Bill Murray, Groundhog Day, the Super Bowl, and Earth
The most popular Super Bowl ad shows us why we are destroying ourselves.
Posted Feb 03, 2020
Perhaps the most noted Super Bowl ad is built around Bill Murray and his role in the classic 1993 film, Groundhog Day. According to USA Today;
NFL back with another "juggernaut" ad for Super Bowl LIV
Jeep, Bill Murray win USA TODAY's Ad Meter with hilarious "Groundhog Day" commercial
You remember the film, in which the arrogant and self-absorbed Murray wakes up each day to the same reality, which he ignores until it finally breaks through his consciousness and he becomes a better person.
In the Jeep ad, he wakes up each morning to face a dismal reality by jumping into a massive pick-up truck and driving around aimlessly, alone, in a pristine snowy environment, “interacting” with wildlife (i.e., uses as a prop) for his own enjoyment. Yes, he is the epitome of arrogance and self-absorption.
Only that's not the point of the ad. The point of the ad is for you and others to be and act as selfishly and immorally as Murray’s character.
The ad (it is 60 seconds; a 30-second ad cost $5.6 million) wants you to drive around as you wish, creating a giant carbon footprint without concern for your impact on the planet.
This isn’t the place to recap the growing alarm by scientists and concerned human beings around climate change (typical headline: “Climate Change Is Accelerating, Bringing World ‘Dangerously Close’ to Irreversible Change”) — you’re anxious and depressed enough whenever you think about it.
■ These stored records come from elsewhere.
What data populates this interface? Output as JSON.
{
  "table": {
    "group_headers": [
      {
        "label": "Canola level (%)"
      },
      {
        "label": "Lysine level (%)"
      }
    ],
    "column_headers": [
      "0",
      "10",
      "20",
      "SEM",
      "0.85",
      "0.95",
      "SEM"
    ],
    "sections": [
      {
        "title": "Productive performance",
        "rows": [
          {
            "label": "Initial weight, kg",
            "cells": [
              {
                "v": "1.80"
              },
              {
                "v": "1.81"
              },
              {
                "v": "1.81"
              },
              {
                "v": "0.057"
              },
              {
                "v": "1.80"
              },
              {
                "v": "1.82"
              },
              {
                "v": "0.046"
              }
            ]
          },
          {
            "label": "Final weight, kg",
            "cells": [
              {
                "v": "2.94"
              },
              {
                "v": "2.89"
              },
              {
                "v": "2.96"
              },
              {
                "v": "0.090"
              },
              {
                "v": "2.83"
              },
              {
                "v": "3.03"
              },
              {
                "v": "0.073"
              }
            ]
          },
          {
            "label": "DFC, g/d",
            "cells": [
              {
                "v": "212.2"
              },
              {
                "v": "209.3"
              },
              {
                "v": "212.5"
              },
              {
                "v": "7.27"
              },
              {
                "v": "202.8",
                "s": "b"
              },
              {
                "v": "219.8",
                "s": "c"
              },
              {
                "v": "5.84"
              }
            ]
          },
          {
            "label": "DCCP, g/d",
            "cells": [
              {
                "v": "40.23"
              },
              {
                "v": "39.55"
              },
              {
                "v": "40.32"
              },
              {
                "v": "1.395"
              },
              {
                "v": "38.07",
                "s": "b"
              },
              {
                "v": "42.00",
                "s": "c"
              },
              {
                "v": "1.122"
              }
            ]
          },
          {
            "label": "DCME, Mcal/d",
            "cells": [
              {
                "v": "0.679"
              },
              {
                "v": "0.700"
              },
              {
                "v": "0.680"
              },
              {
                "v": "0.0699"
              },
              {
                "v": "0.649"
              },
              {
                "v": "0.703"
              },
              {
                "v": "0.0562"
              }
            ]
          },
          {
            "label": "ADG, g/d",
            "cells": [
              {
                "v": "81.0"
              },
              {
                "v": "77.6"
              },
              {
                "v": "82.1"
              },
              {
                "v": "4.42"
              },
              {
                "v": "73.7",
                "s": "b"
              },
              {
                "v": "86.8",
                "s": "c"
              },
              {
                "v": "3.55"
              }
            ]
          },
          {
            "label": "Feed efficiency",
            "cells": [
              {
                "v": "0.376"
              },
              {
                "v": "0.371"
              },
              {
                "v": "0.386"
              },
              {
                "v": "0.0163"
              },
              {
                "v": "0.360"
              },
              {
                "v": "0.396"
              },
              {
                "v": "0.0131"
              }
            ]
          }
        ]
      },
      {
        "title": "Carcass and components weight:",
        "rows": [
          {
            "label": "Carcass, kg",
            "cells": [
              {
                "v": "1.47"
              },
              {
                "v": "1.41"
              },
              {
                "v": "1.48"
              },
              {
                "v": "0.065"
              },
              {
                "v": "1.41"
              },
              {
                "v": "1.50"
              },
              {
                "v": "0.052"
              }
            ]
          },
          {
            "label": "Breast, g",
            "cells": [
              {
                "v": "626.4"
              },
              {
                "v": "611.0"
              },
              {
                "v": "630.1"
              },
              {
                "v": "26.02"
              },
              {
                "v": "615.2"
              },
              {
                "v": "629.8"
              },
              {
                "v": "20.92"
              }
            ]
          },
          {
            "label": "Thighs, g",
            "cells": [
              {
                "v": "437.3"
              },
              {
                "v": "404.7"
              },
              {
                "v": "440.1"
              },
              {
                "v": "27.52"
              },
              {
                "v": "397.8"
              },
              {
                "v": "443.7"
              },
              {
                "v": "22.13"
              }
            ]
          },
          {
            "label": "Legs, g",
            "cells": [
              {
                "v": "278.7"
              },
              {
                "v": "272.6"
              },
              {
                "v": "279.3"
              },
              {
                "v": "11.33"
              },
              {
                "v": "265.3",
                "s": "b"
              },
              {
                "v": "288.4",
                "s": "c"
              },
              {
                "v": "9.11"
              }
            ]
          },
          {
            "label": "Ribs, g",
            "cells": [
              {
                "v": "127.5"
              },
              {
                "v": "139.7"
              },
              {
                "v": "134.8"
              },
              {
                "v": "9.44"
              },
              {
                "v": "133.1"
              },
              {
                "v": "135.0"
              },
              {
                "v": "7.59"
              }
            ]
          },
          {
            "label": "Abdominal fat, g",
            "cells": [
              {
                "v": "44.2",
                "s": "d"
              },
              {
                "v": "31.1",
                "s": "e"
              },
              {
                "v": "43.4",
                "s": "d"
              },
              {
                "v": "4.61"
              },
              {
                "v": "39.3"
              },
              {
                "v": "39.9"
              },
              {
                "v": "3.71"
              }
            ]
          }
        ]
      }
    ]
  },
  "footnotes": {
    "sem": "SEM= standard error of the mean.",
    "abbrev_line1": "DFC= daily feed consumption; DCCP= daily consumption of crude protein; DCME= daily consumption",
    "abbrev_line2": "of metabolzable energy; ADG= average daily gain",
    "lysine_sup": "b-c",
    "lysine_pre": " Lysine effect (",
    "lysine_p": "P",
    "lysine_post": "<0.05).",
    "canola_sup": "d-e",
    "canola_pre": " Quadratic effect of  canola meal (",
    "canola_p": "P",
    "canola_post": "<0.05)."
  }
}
Think of Greta Thunberg, traveling the world raising awareness about the future faced by her and the world’s youth. Despite being mocked by the President of the United States and others for her all-too-justified feelings (Trump tweeted, "Greta must work on her Anger Management problem, then go to a good old fashioned movie with a friend! Chill Greta, Chill!") has had a tremendous impact.
But her impact is a microbe compared with a Super Bowl spot, which was instantly accessed by more than 100 million people and is now being recirculated around the media.
I haven’t noted a single comment about the meaning and impact of the Murray-Jeep ad, even though the unmitigated resurgence of heavy-duty personal vehicles as the urgency of rising gas prices recedes has become a major source of environmental alarm.
But we shouldn’t worry about all of this negativity as we enjoy the major national celebration that unites us as Americans.